Cara Budidaya Ikan Hias yang Harus Anda Ketahui

Membudidayakan ikan hias sebenarnya lebih mudah jika dibandingkan dengan membudidayakan ikan yang dikonsumsi. Hal ini disebabkan budidaya ikan hias tidak perlu wadah yang terlalu besar, seperti kolam untuk membudidayakannya. Secara sistematis, tahapan dan cara budi daya ini antara lain:

  1. Menyiapkan Wadah untuk Pemeliharaan Ikan Hias

Budidaya ikan hias umumnya tidak membutuhkan kolam sebesar ikan yang dikonsumsi. Anda bisa menggunakan akuarium, bak fiberglass, bak berukuran kecil yang terbuat dari semen, dan lain sebagainya. Anda bisa menggunakan wadah apapun, asalkan wadah tersebut mencukupi dan tidak menyebabkan air bocor.

Ikan hias sendiri ada yang harus dibudidayakan dengan sistem air yang mengalir, dan ada yang tidak. Wadah di sini sendiri juga memiliki banyak fungsi, mulai dari pemijahan, penetasan telur, larva, pendederan, pembesaran, dan lain sebagainya.

Perlu Anda ketahui bahwa membudidayakan ikan harus menyesuaikan dengan wadah dan jenis ikan yang akan Anda budidayakan. Hal ini disebabkan, umumnya setiap jenis ikan hias memiliki karakteristik masing-masing.

  1. Menyiapkan Pakan Ikan Hias

Anda harus menyiapkan pakan juga untuk ikan hias Anda. Secara jenis, pakan sendiri jenisnya adalah jenis pakan ikan alami dan juga buatan. Yang alami sendiri biasanya adalah dari hewan berukuran kecil atau renik-renik, serangga, kodok, kutu air, dan  lain sebagainya. Sedangkan pakan buatan sendiri umumnya adalah pakan yang diproduksi perusahaan penyedia pakan ikan hias.

Anda bisa menyesuaikan pakan dengan umur dan juga jenis ikan hias. Umumnya, ikan-ikan kecil membutuhkan pakan alami sebelum bisa mengkonsumsi pakan buatan. Baru setelah anakan ikan mulai besar, makanannya bisa beragam.

  1. Menentukan Calon Indukan Ikan Hias

Untuk membudidayakan ikan hias, tentu tahapan menentukan indukan ikan hias tidak dapat dilewati. Anda harus memilih calon indukan ikan hias yang merupakan bibit unggul. Hal ini dilakukan, agar nantinya indukan tersebut menghasilkan anakan yang berkualitas juga.

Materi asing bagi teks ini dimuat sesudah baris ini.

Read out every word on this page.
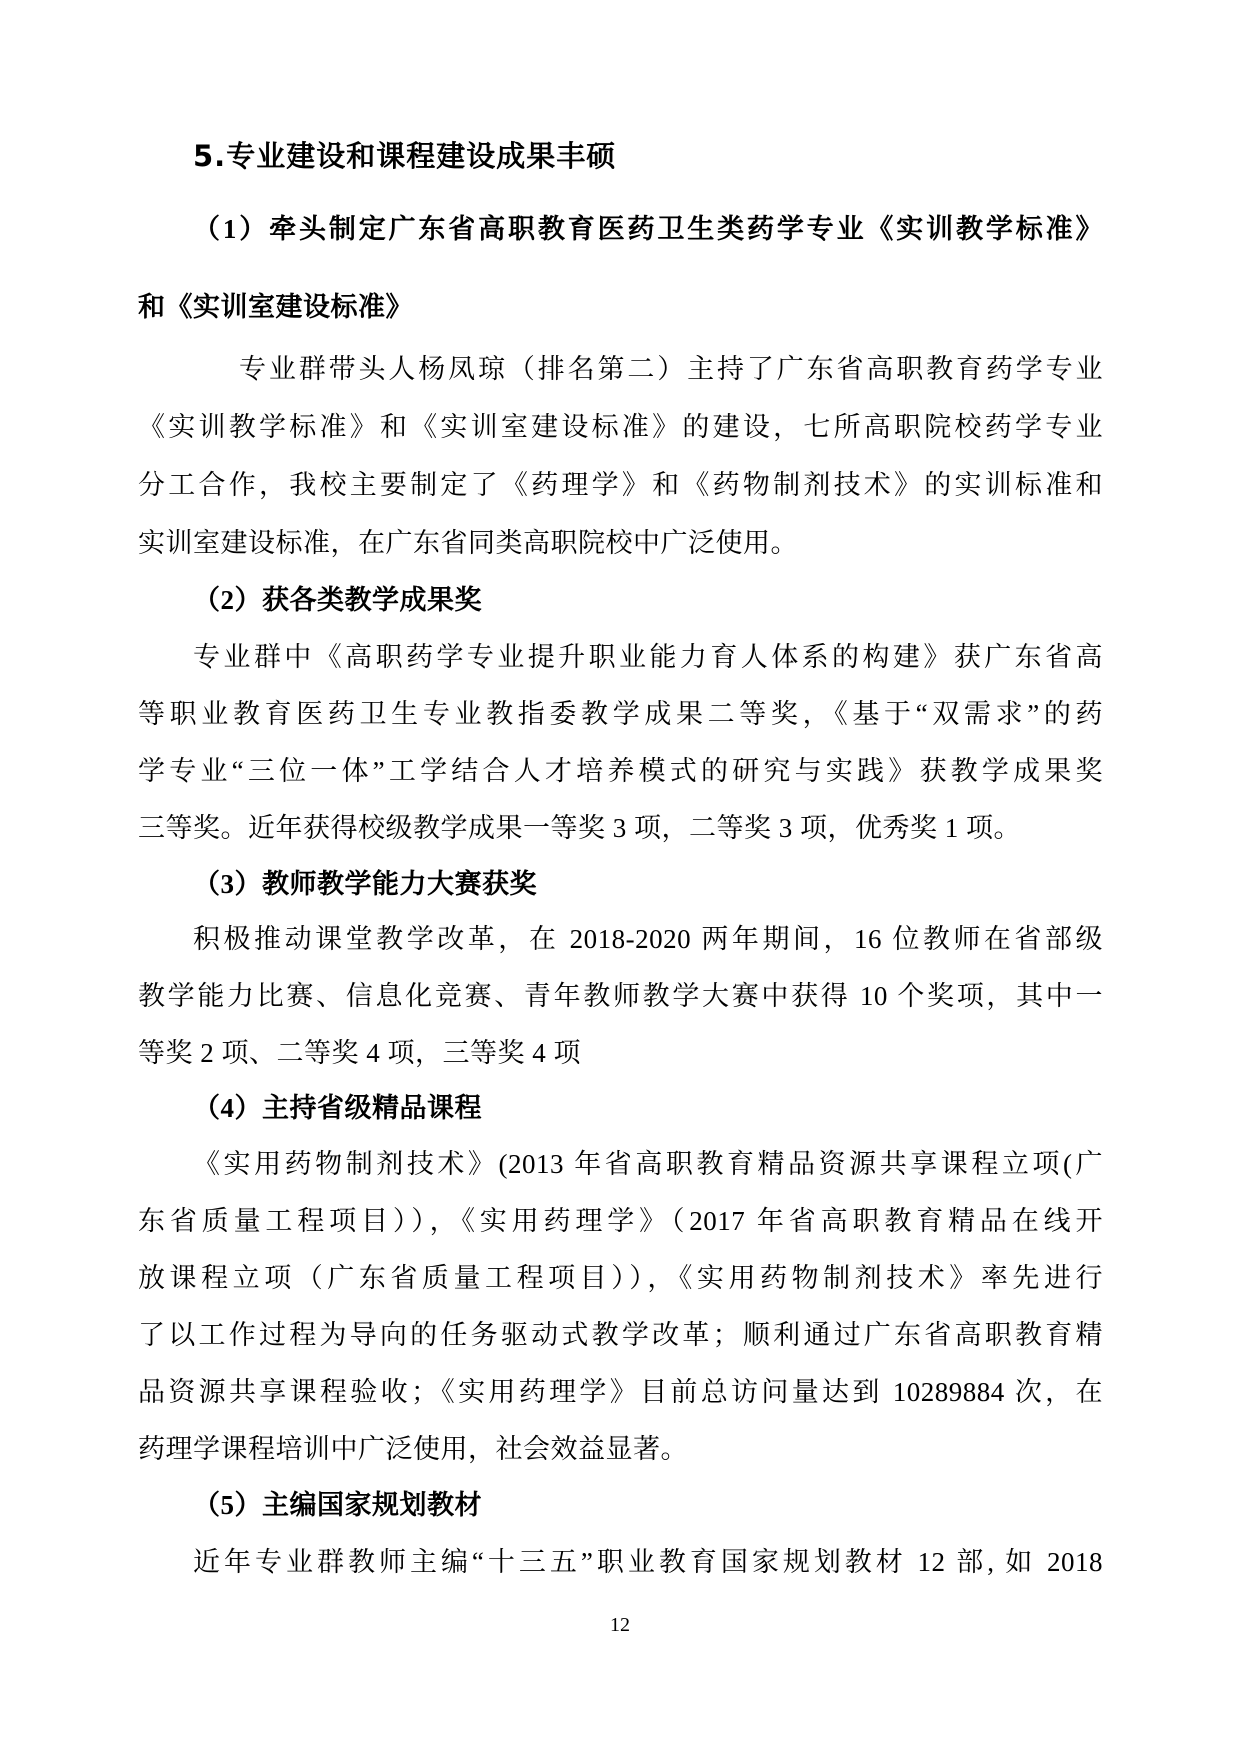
5.专业建设和课程建设成果丰硕
（1）牵头制定广东省高职教育医药卫生类药学专业《实训教学标准》
和《实训室建设标准》
专业群带头人杨凤琼（排名第二）主持了广东省高职教育药学专业
《实训教学标准》和《实训室建设标准》的建设，七所高职院校药学专业
分工合作，我校主要制定了《药理学》和《药物制剂技术》的实训标准和
实训室建设标准，在广东省同类高职院校中广泛使用。
（2）获各类教学成果奖
专业群中《高职药学专业提升职业能力育人体系的构建》获广东省高
等职业教育医药卫生专业教指委教学成果二等奖，《基于“双需求”的药
学专业“三位一体”工学结合人才培养模式的研究与实践》获教学成果奖
三等奖。近年获得校级教学成果一等奖 3 项，二等奖 3 项，优秀奖 1 项。
（3）教师教学能力大赛获奖
积极推动课堂教学改革，在 2018-2020 两年期间，16 位教师在省部级
教学能力比赛、信息化竞赛、青年教师教学大赛中获得 10 个奖项，其中一
等奖 2 项、二等奖 4 项，三等奖 4 项
（4）主持省级精品课程
《实用药物制剂技术》(2013 年省高职教育精品资源共享课程立项(广
东省质量工程项目）），《实用药理学》（2017 年省高职教育精品在线开
放课程立项（广东省质量工程项目）），《实用药物制剂技术》率先进行
了以工作过程为导向的任务驱动式教学改革；顺利通过广东省高职教育精
品资源共享课程验收；《实用药理学》目前总访问量达到 10289884 次，在
药理学课程培训中广泛使用，社会效益显著。
（5）主编国家规划教材
近年专业群教师主编“十三五”职业教育国家规划教材 12 部, 如 2018
12
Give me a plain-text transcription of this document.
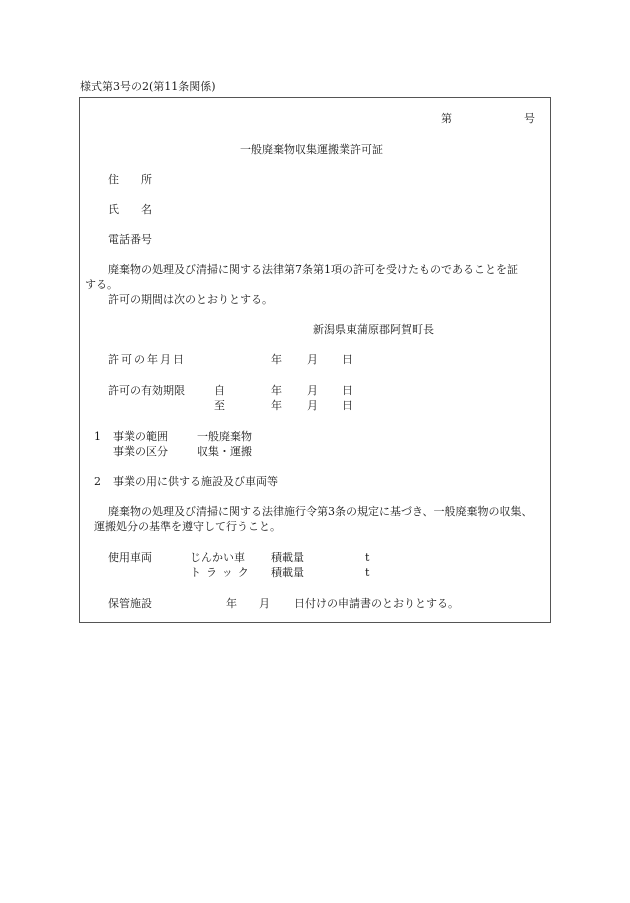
様式第3号の2(第11条関係)
第	号
一般廃棄物収集運搬業許可証
住　　所
氏　　名
電話番号
廃棄物の処理及び清掃に関する法律第7条第1項の許可を受けたものであることを証
する。
許可の期間は次のとおりとする。
新潟県東蒲原郡阿賀町長
許可の年月日	年 月 日
許可の有効期限	自	年 月 日
至	年 月 日
1 事業の範囲	一般廃棄物
事業の区分	収集・運搬
2 事業の用に供する施設及び車両等
廃棄物の処理及び清掃に関する法律施行令第3条の規定に基づき、一般廃棄物の収集、
運搬処分の基準を遵守して行うこと。
使用車両	じんかい車 積載量	t
トラック 積載量	t
保管施設	年 月 日付けの申請書のとおりとする。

Umumnya, ciri indukan yang sehat adalah yang bentuk tubuhnya tidak ada cacat sama sekali, geraknya cenderung gesit, warnanya gelap atau cerah tetapi terlihat sehat, dan lain sebagainya. Selain itu, Anda harus memisahkan antara indukan jantan dan indukan betina terlebih dahulu sebelum proses pemijahan. Dengan begitu, Anda harus paham betul perbedaan antara keduanya supaya tidak salah.

  1. Pemijahan Ikan Hias

Tahap selanjutnya yang akan Anda lewati ketika melakukan budidaya ikan hias adalah proses pemijahan. Pemijahan ikan hias dibagi menjadi dua, yakni internal dan eksternal. Hal ini disebabkan karena ikan hias sendiri ada yang berkembangbiak secara bertelur dan juga beranak.

Umumnya, saat melakukan proses pemijahan harus dilakukan dengan berbagai tahapan. Tahapan umum yang dilakukan adalah pemisahan indukan jantan dan betina, pemberian makan untuk merangsang hormon, menyiapkan wadah untuk pemijahan, dan lain sebagainya.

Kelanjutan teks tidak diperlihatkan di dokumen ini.